Instaforex Analysis

Forex broker related topics and discussions

Re: Instaforex Analysis

Postby IFX Bella » Mon May 05, 2025 5:55 am

Forex Analysis & Reviews: EUR/USD Overview – May 5: A New Week of Ordeals for the Dollar

Image

The EUR/USD currency pair remained flat on Friday. The day saw both upward and downward movements. It is a notable achievement for the dollar that it has appreciated over the past five trading days rather than declined. While we constantly mention the irrational nature of recent movements—as the market has mostly been driven by the "Trump factor" in recent months—last week's U.S. macroeconomic data largely pointed to another wave of dollar depreciation, and Donald Trump remained silent on the trade war. Therefore, the U.S. dollar could easily have ended the week with significant losses, but that didn't happen, again underscoring the market's illogical behavior. We won't focus too much on Friday's U.S. data as the market broadly ignores data releases. What was so positive on Friday? That April's Nonfarm Payrolls beat forecasts? So what if the March figure was revised downward? The unemployment rate didn't change—what's optimistic about that? Wages showed no significant changes. And there were no other major reports. Meanwhile, earlier in the week, the GDP report disappointed, pointing toward an approaching recession in the U.S. economy. If the U.S. labor market still holds up, that may be temporary. That said, we'd note that the dollar could indeed rise in the near term.
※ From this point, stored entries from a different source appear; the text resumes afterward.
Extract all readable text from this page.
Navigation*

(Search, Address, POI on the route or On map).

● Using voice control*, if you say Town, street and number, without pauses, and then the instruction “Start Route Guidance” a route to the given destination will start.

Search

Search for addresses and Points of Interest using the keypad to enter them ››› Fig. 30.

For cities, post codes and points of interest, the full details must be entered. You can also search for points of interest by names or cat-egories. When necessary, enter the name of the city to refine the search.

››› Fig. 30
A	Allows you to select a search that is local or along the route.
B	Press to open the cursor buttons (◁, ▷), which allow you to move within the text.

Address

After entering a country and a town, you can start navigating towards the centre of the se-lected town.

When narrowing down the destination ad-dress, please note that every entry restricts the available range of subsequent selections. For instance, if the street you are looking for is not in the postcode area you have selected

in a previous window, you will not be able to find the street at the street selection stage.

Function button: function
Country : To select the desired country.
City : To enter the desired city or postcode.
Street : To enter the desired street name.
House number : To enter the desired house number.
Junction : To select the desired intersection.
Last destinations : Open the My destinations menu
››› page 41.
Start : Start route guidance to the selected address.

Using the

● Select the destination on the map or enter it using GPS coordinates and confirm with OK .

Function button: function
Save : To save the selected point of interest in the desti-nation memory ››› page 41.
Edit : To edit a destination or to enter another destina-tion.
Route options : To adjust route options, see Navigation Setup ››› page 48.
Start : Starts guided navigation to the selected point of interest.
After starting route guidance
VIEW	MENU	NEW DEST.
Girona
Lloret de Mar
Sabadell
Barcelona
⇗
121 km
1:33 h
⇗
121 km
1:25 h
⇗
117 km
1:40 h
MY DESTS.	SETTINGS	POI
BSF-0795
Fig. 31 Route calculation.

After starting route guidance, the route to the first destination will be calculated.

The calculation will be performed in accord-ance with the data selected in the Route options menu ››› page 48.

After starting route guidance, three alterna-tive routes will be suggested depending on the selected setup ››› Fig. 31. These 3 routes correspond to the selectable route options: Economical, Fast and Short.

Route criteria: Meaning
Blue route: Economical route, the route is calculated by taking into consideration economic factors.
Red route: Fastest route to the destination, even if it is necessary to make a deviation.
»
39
This could happen simply because it has been falling for several months. Of course, if Trump tomorrow revokes concessions and escalates the trade war again, the dollar will likely collapse. However, the market has already priced up in the current round of Trump's sanctions. Technical corrections are still a natural part of the market cycle. In short, the worst-case scenario has already played out. Therefore, the dollar may stop falling if no further trade war escalation occurs. Currently, the Federal Reserve is the main threat to the U.S. currency. No one on the market seems to understand what the U.S. central bank will do next. If it rushes to rescue the economy, rate cuts are a bearish signal for the dollar. But if it aims to maintain inflation at a steady 2%, then rates likely won't be cut anytime soon, and the market won't have a new reason to sell the dollar. We expect a correction for now, but the hourly timeframe clearly shows that the pair has been trading within a sideways channel for over three weeks. The 1.1274 level, which serves as the lower boundary of this channel, still hasn't been broken. Flat conditions will persist as long as the price remains in the channel.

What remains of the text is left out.